President Biden promised in an address Thursday that his call for Congress to pass laws to curb gun violence was “not about taking away anyone’s guns.”
He pleaded with Congress to ban assault weapons and high-capacity magazines, or at least raise the minimum age to purchase them from 18 to 21, to strengthen background checks, pass “red flag” and safe-storage laws, repeal the immunity that protects gunmakers from liability lawsuits, and to address the mental health crisis that leads to gun violence.
Maybe, just maybe, this time around recalcitrant Republicans will be motivated to act. Texas Republican Sen. John Cornyn, who was asked by Senate Minority Leader Mitch McConnell to represent him in bipartisan negotiations on possible gun legislation, offered a sliver of hope when he admitted that it will be “embarrassing” if the Senate can’t get anything done on the issue.
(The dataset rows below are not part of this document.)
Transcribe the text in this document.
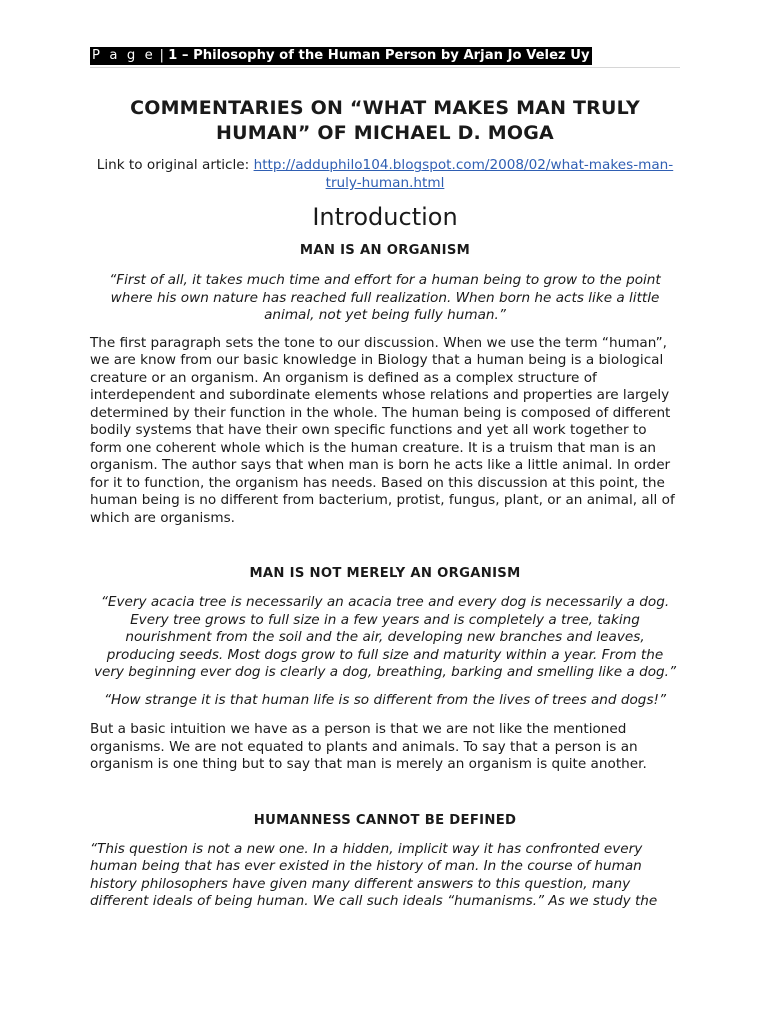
P a g e | 1 – Philosophy of the Human Person by Arjan Jo Velez Uy
COMMENTARIES ON “WHAT MAKES MAN TRULY HUMAN” OF MICHAEL D. MOGA
Link to original article: http://adduphilo104.blogspot.com/2008/02/what-makes-man-truly-human.html
Introduction
MAN IS AN ORGANISM

“First of all, it takes much time and effort for a human being to grow to the point where his own nature has reached full realization. When born he acts like a little animal, not yet being fully human.”

The first paragraph sets the tone to our discussion. When we use the term “human”, we are know from our basic knowledge in Biology that a human being is a biological creature or an organism. An organism is defined as a complex structure of interdependent and subordinate elements whose relations and properties are largely determined by their function in the whole. The human being is composed of different bodily systems that have their own specific functions and yet all work together to form one coherent whole which is the human creature. It is a truism that man is an organism. The author says that when man is born he acts like a little animal. In order for it to function, the organism has needs. Based on this discussion at this point, the human being is no different from bacterium, protist, fungus, plant, or an animal, all of which are organisms.

MAN IS NOT MERELY AN ORGANISM

“Every acacia tree is necessarily an acacia tree and every dog is necessarily a dog. Every tree grows to full size in a few years and is completely a tree, taking nourishment from the soil and the air, developing new branches and leaves, producing seeds. Most dogs grow to full size and maturity within a year. From the very beginning ever dog is clearly a dog, breathing, barking and smelling like a dog.”

“How strange it is that human life is so different from the lives of trees and dogs!”

But a basic intuition we have as a person is that we are not like the mentioned organisms. We are not equated to plants and animals. To say that a person is an organism is one thing but to say that man is merely an organism is quite another.

HUMANNESS CANNOT BE DEFINED

“This question is not a new one. In a hidden, implicit way it has confronted every human being that has ever existed in the history of man. In the course of human history philosophers have given many different answers to this question, many different ideals of being human. We call such ideals “humanisms.” As we study the
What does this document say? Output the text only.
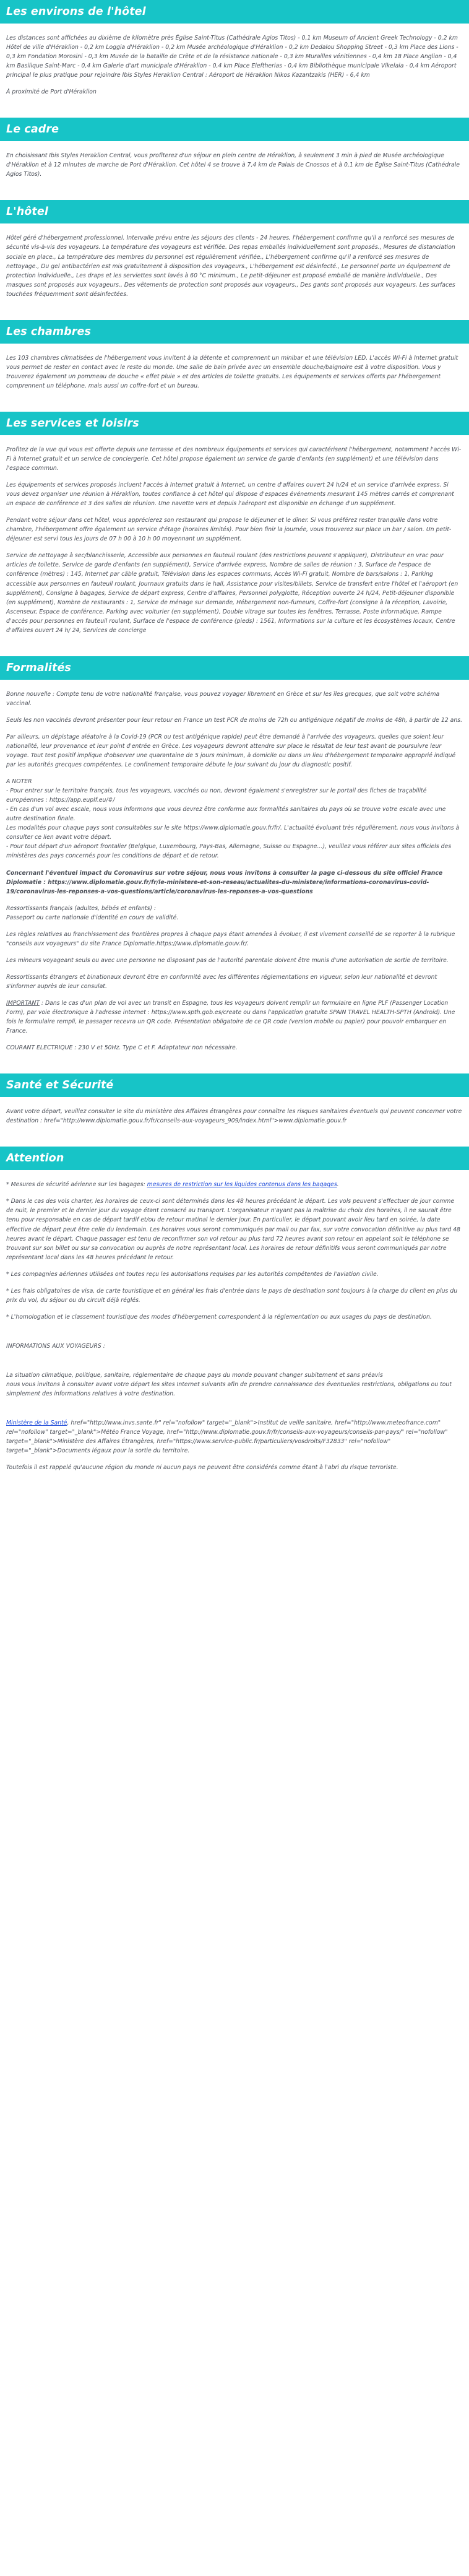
Les environs de l'hôtel

Les distances sont affichées au dixième de kilomètre près Église Saint-Titus (Cathédrale Agios Titos) - 0,1 km Museum of Ancient Greek Technology - 0,2 km Hôtel de ville d'Héraklion - 0,2 km Loggia d'Héraklion - 0,2 km Musée archéologique d'Héraklion - 0,2 km Dedalou Shopping Street - 0,3 km Place des Lions - 0,3 km Fondation Morosini - 0,3 km Musée de la bataille de Crète et de la résistance nationale - 0,3 km Murailles vénitiennes - 0,4 km 18 Place Anglion - 0,4 km Basilique Saint-Marc - 0,4 km Galerie d'art municipale d'Héraklion - 0,4 km Place Eleftherias - 0,4 km Bibliothèque municipale Vikelaia - 0,4 km Aéroport principal le plus pratique pour rejoindre Ibis Styles Heraklion Central : Aéroport de Héraklion Nikos Kazantzakis (HER) - 6,4 km

À proximité de Port d'Héraklion

Le cadre

En choisissant Ibis Styles Heraklion Central, vous profiterez d'un séjour en plein centre de Héraklion, à seulement 3 min à pied de Musée archéologique d'Héraklion et à 12 minutes de marche de Port d'Héraklion. Cet hôtel 4 se trouve à 7,4 km de Palais de Cnossos et à 0,1 km de Église Saint-Titus (Cathédrale Agios Titos).

L'hôtel

Hôtel géré d'hébergement professionnel. Intervalle prévu entre les séjours des clients - 24 heures, l'hébergement confirme qu'il a renforcé ses mesures de sécurité vis-à-vis des voyageurs. La température des voyageurs est vérifiée. Des repas emballés individuellement sont proposés., Mesures de distanciation sociale en place., La température des membres du personnel est régulièrement vérifiée., L'hébergement confirme qu'il a renforcé ses mesures de nettoyage., Du gel antibactérien est mis gratuitement à disposition des voyageurs., L'hébergement est désinfecté., Le personnel porte un équipement de protection individuelle., Les draps et les serviettes sont lavés à 60 °C minimum., Le petit-déjeuner est proposé emballé de manière individuelle., Des masques sont proposés aux voyageurs., Des vêtements de protection sont proposés aux voyageurs., Des gants sont proposés aux voyageurs. Les surfaces touchées fréquemment sont désinfectées.

Les chambres

Les 103 chambres climatisées de l'hébergement vous invitent à la détente et comprennent un minibar et une télévision LED. L'accès Wi-Fi à Internet gratuit vous permet de rester en contact avec le reste du monde. Une salle de bain privée avec un ensemble douche/baignoire est à votre disposition. Vous y trouverez également un pommeau de douche « effet pluie » et des articles de toilette gratuits. Les équipements et services offerts par l'hébergement comprennent un téléphone, mais aussi un coffre-fort et un bureau.

Les services et loisirs

Profitez de la vue qui vous est offerte depuis une terrasse et des nombreux équipements et services qui caractérisent l'hébergement, notamment l'accès Wi-Fi à Internet gratuit et un service de conciergerie. Cet hôtel propose également un service de garde d'enfants (en supplément) et une télévision dans l'espace commun.

Les équipements et services proposés incluent l'accès à Internet gratuit à Internet, un centre d'affaires ouvert 24 h/24 et un service d'arrivée express. Si vous devez organiser une réunion à Héraklion, toutes confiance à cet hôtel qui dispose d'espaces événements mesurant 145 mètres carrés et comprenant un espace de conférence et 3 des salles de réunion. Une navette vers et depuis l'aéroport est disponible en échange d'un supplément.

Pendant votre séjour dans cet hôtel, vous apprécierez son restaurant qui propose le déjeuner et le dîner. Si vous préférez rester tranquille dans votre chambre, l'hébergement offre également un service d'étage (horaires limités). Pour bien finir la journée, vous trouverez sur place un bar / salon. Un petit-déjeuner est servi tous les jours de 07 h 00 à 10 h 00 moyennant un supplément.

Service de nettoyage à sec/blanchisserie, Accessible aux personnes en fauteuil roulant (des restrictions peuvent s'appliquer), Distributeur en vrac pour articles de toilette, Service de garde d'enfants (en supplément), Service d'arrivée express, Nombre de salles de réunion : 3, Surface de l'espace de conférence (mètres) : 145, Internet par câble gratuit, Télévision dans les espaces communs, Accès Wi-Fi gratuit, Nombre de bars/salons : 1, Parking accessible aux personnes en fauteuil roulant, Journaux gratuits dans le hall, Assistance pour visites/billets, Service de transfert entre l'hôtel et l'aéroport (en supplément), Consigne à bagages, Service de départ express, Centre d'affaires, Personnel polyglotte, Réception ouverte 24 h/24, Petit-déjeuner disponible (en supplément), Nombre de restaurants : 1, Service de ménage sur demande, Hébergement non-fumeurs, Coffre-fort (consigne à la réception, Lavoirie, Ascenseur, Espace de conférence, Parking avec voiturier (en supplément), Double vitrage sur toutes les fenêtres, Terrasse, Poste informatique, Rampe d'accès pour personnes en fauteuil roulant, Surface de l'espace de conférence (pieds) : 1561, Informations sur la culture et les écosystèmes locaux, Centre d'affaires ouvert 24 h/ 24, Services de concierge

Formalités

Bonne nouvelle : Compte tenu de votre nationalité française, vous pouvez voyager librement en Grèce et sur les îles grecques, que soit votre schéma vaccinal.

Seuls les non vaccinés devront présenter pour leur retour en France un test PCR de moins de 72h ou antigénique négatif de moins de 48h, à partir de 12 ans.

Par ailleurs, un dépistage aléatoire à la Covid-19 (PCR ou test antigénique rapide) peut être demandé à l'arrivée des voyageurs, quelles que soient leur nationalité, leur provenance et leur point d'entrée en Grèce. Les voyageurs devront attendre sur place le résultat de leur test avant de poursuivre leur voyage. Tout test positif implique d'observer une quarantaine de 5 jours minimum, à domicile ou dans un lieu d'hébergement temporaire approprié indiqué par les autorités grecques compétentes. Le confinement temporaire débute le jour suivant du jour du diagnostic positif.

A NOTER
- Pour entrer sur le territoire français, tous les voyageurs, vaccinés ou non, devront également s'enregistrer sur le portail des fiches de traçabilité européennes : https://app.euplf.eu/#/
- En cas d'un vol avec escale, nous vous informons que vous devrez être conforme aux formalités sanitaires du pays où se trouve votre escale avec une autre destination finale.
Les modalités pour chaque pays sont consultables sur le site https://www.diplomatie.gouv.fr/fr/. L'actualité évoluant très régulièrement, nous vous invitons à consulter ce lien avant votre départ.
- Pour tout départ d'un aéroport frontalier (Belgique, Luxembourg, Pays-Bas, Allemagne, Suisse ou Espagne...), veuillez vous référer aux sites officiels des ministères des pays concernés pour les conditions de départ et de retour.

Concernant l'éventuel impact du Coronavirus sur votre séjour, nous vous invitons à consulter la page ci-dessous du site officiel France Diplomatie : https://www.diplomatie.gouv.fr/fr/le-ministere-et-son-reseau/actualites-du-ministere/informations-coronavirus-covid-19/coronavirus-les-reponses-a-vos-questions/article/coronavirus-les-reponses-a-vos-questions

Ressortissants français (adultes, bébés et enfants) :
Passeport ou carte nationale d'identité en cours de validité.

Les règles relatives au franchissement des frontières propres à chaque pays étant amenées à évoluer, il est vivement conseillé de se reporter à la rubrique "conseils aux voyageurs" du site France Diplomatie.https://www.diplomatie.gouv.fr/.

Les mineurs voyageant seuls ou avec une personne ne disposant pas de l'autorité parentale doivent être munis d'une autorisation de sortie de territoire.

Ressortissants étrangers et binationaux devront être en conformité avec les différentes réglementations en vigueur, selon leur nationalité et devront s'informer auprès de leur consulat.

IMPORTANT : Dans le cas d'un plan de vol avec un transit en Espagne, tous les voyageurs doivent remplir un formulaire en ligne PLF (Passenger Location Form), par voie électronique à l'adresse internet : https://www.spth.gob.es/create ou dans l'application gratuite SPAIN TRAVEL HEALTH-SPTH (Android). Une fois le formulaire rempli, le passager recevra un QR code. Présentation obligatoire de ce QR code (version mobile ou papier) pour pouvoir embarquer en France.

COURANT ELECTRIQUE : 230 V et 50Hz. Type C et F. Adaptateur non nécessaire.

Santé et Sécurité

Avant votre départ, veuillez consulter le site du ministère des Affaires étrangères pour connaître les risques sanitaires éventuels qui peuvent concerner votre destination : href="http://www.diplomatie.gouv.fr/fr/conseils-aux-voyageurs_909/index.html">www.diplomatie.gouv.fr

Attention

* Mesures de sécurité aérienne sur les bagages: mesures de restriction sur les liquides contenus dans les bagages.

* Dans le cas des vols charter, les horaires de ceux-ci sont déterminés dans les 48 heures précédant le départ. Les vols peuvent s'effectuer de jour comme de nuit, le premier et le dernier jour du voyage étant consacré au transport. L'organisateur n'ayant pas la maîtrise du choix des horaires, il ne saurait être tenu pour responsable en cas de départ tardif et/ou de retour matinal le dernier jour. En particulier, le départ pouvant avoir lieu tard en soirée, la date effective de départ peut être celle du lendemain. Les horaires vous seront communiqués par mail ou par fax, sur votre convocation définitive au plus tard 48 heures avant le départ. Chaque passager est tenu de reconfirmer son vol retour au plus tard 72 heures avant son retour en appelant soit le téléphone se trouvant sur son billet ou sur sa convocation ou auprès de notre représentant local. Les horaires de retour définitifs vous seront communiqués par notre représentant local dans les 48 heures précédant le retour.

* Les compagnies aériennes utilisées ont toutes reçu les autorisations requises par les autorités compétentes de l'aviation civile.

* Les frais obligatoires de visa, de carte touristique et en général les frais d'entrée dans le pays de destination sont toujours à la charge du client en plus du prix du vol, du séjour ou du circuit déjà réglés.

* L'homologation et le classement touristique des modes d'hébergement correspondent à la réglementation ou aux usages du pays de destination.

INFORMATIONS AUX VOYAGEURS :

La situation climatique, politique, sanitaire, réglementaire de chaque pays du monde pouvant changer subitement et sans préavis
nous vous invitons à consulter avant votre départ les sites Internet suivants afin de prendre connaissance des éventuelles restrictions, obligations ou tout simplement des informations relatives à votre destination.

Ministère de la Santé, href="http://www.invs.sante.fr" rel="nofollow" target="_blank">Institut de veille sanitaire, href="http://www.meteofrance.com" rel="nofollow" target="_blank">Météo France Voyage, href="http://www.diplomatie.gouv.fr/fr/conseils-aux-voyageurs/conseils-par-pays/" rel="nofollow" target="_blank">Ministère des Affaires Étrangères, href="https://www.service-public.fr/particuliers/vosdroits/F32833" rel="nofollow" target="_blank">Documents légaux pour la sortie du territoire.

Toutefois il est rappelé qu'aucune région du monde ni aucun pays ne peuvent être considérés comme étant à l'abri du risque terroriste.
Thirty-one years ago, shortly after I was hired by The Times, I covered the aftermath of a hospital shooting in Sandy, Utah. It was a huge story at the time but the sort of news that would earn little coverage today. You see, only one person died. It was not, technically speaking, a mass shooting.
At the time, though, it was unthinkable.
Luella Worthington cannot hold back the tears.
This was four years before a domestic terrorist blew up a federal building in Oklahoma City, killing 168 people, including babies in a day-care center. Eight years before two teenagers with guns massacred 12 students and a teacher at Columbine High School in Littleton, Colo. Ten years before terrorists flew planes into the World Trade Center, the Pentagon and a field in Pennsylvania, killing 2,977 people.
Three decades ago, we were far more easily shocked.
On Sept. 20, 1991, Richard Worthington, a 39-year-old devout Mormon and father of eight, drove to Alta View Hospital in Sandy. He stormed the hospital maternity ward with a handgun, a shotgun and a bomb made of 42 sticks of dynamite, powerful enough to blow up half a city block. His mission: to kill the doctor who had given his wife a tubal ligation two years earlier.
Although Worthington had grudgingly agreed to the procedure, over time he’d decided that he had one more baby in heaven waiting to be born and that the physician had tied his wife’s tubes without consent, while she slept.
The hospital siege lasted 18 hours; remember, this was before the FBI developed its active-shooter protocols, which instruct law enforcement to immediately confront a gunman. Worthington took seven hostages — five adults, including a woman who would soon deliver a baby, and two newborns. The doctor hid in an office and called police. When a courageous nurse named Karla Roth tried to disarm him, Worthington killed her.
Producers converged on Utah seeking to buy the rights to the story. It was a tragedy, yes, but also so dramatic that Hollywood’s first instinct was to make it into a TV movie. The principals, including the gunman’s wife, sold their rights to competing producers.
I remember the movie that aired on CBS in 1992, “Deliver Them From Evil: The Taking of Alta View.” It starred Harry Hamlin as Worthington and Teri Garr as one of the nurses. The made-for-TV movie was categorized as a “thriller.”
The Utah hospital siege was not a catalyzing event. At the time, it was so bizarre, so random that it did not spark widespread discussion about gun ownership or even about the dearth of mental health services for people like Worthington, who was in so much emotional distress, neighbors said, he claimed the doctor had raped his wife.
A month after Worthington’s hospital siege, a gunman in Texas crashed his truck into a Luby’s Diner, emerged from the cab and shot 22 people dead before killing himself. (Another victim died later.)
At the time, it was the deadliest mass shooting in U.S. history.
And now, three decades later, it is merely the sixth.
Twenty-two of the country’s 30 deadliest mass shootings have taken place since 1991.
Sixteen of the 30 deadliest have taken place in the last 10 years. The trend is clear.
Will our Republican senators finally summon the political will to say, “Enough”?